BMC Neurol. 2022 Jun 21;22(1):228. doi: 10.1186/s12883-022-02751-w.


BACKGROUND AND PURPOSE: As endovascular thrombectomy (EVT) is time-dependent, it is crucial to refer patients promptly. Current referral modes include Mothership (MS), Drip and Ship (DS) and Drive the Doctor (DD). The purpose of this study was to investigate the influences of different referral modes on the clinical outcomes of patients with acute ischemic stroke after EVT. METHODS: A total of 349 patients from 15 hospitals between April 2017 and March 2020 were enrolled. The primary outcomes include poor outcome (modified Rankin Scale score of 3 to 6), symptomatic intracranial hemorrhage transformation (sICH), mortality and cost. Regression analysis was used to assess the association of referral modes with poor outcome, sICH, mortality and cost in acute ischemic stroke patients.

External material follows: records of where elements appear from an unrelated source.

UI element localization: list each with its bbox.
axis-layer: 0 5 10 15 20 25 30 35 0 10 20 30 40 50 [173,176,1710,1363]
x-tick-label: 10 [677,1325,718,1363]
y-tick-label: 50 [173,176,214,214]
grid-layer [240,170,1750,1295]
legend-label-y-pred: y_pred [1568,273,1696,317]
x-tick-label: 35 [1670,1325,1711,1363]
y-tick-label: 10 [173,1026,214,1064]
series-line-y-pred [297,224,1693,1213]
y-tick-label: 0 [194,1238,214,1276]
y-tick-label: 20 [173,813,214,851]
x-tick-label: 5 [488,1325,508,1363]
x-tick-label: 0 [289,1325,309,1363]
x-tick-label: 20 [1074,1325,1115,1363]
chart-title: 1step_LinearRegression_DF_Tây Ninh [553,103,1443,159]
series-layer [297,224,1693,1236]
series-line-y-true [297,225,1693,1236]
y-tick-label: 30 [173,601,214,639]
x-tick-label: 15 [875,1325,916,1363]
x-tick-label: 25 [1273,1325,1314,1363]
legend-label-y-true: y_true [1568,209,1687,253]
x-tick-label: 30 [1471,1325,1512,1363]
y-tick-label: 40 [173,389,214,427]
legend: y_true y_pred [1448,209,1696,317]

RESULTS: Among the 349 patients, 83 were in DD group (23.78%), 85 in MS group (24.36%) and 181 in DS group (51.86%). There were statistically significant differences in intravenous thrombolysis, onset-to-door time, onset-to-puncture time, puncture-to-recanalization time, door-to-puncture time, door-to-recanalization time, and cost among the DD, MS, and DS groups (59.04% vs 35.29% vs 33.15%, P<0.001; 90 vs 166 vs 170 minutes, P<0.001; 230 vs 270 vs 270 minutes, P<0.001; 82 vs 54 vs 51 minutes, P<0.001; 110 vs 85 vs 96 minutes, P=0.004; 210 vs 146 vs 150 minutes, P<0.001; 64258 vs 80041 vs 70750 Chinese Yuan, P=0.018). In terms of sICH, mortality and poor outcome, there was no significant difference among the DD, MS, and DS groups (22.89% vs 18.82% vs 19.34%, P=0.758; 24.10% vs 24.71% vs 29.83%, P=0.521; 64.47% vs 64.71% vs 68.51%, P=0.827). The results of multiple regression analysis indicated that there was no independent correlation between different referral modes regarding sICH (ORMS: 0.50, 95%CI: 0.18, 1.38, P=0.1830; ORDS: 0.47, 95%CI: 0.19, 1.16, P=0.1000), mortality (ORMS: 0.56, 95%CI: 0.19, 1.67, P=0.2993; ORDS: 0.65, 95%CI: 0.25, 1.69, P=0.3744) and poor outcome (ORMS: 0.61, 95%CI: 0.25, 1.47, P=0.2705; ORDS: 0.53, 95%CI: 0.24, 1.18, P=0.1223). However, there was a correlation between MS group and cost (β=30449.73, 95%CI: 11022.18, 49877.29; P=0.0023). The multiple regression analysis on patients finally admitted in comprehensive stroke center (MS+DS) versus patients finally admitted in primary stroke center (DD) showed that DD mode was independently associated with lower costs (β=-19438.86, 95%CI: -35977.79, -2899.94; P=0.0219).

CONCLUSION: There was no independent correlation between three referral modes and sICH, mortality, poor outcome correspondingly. Different referral modes can be implemented in clinical practice according to the situations encountered. Compared to MS and DS modes, DD mode is more economical.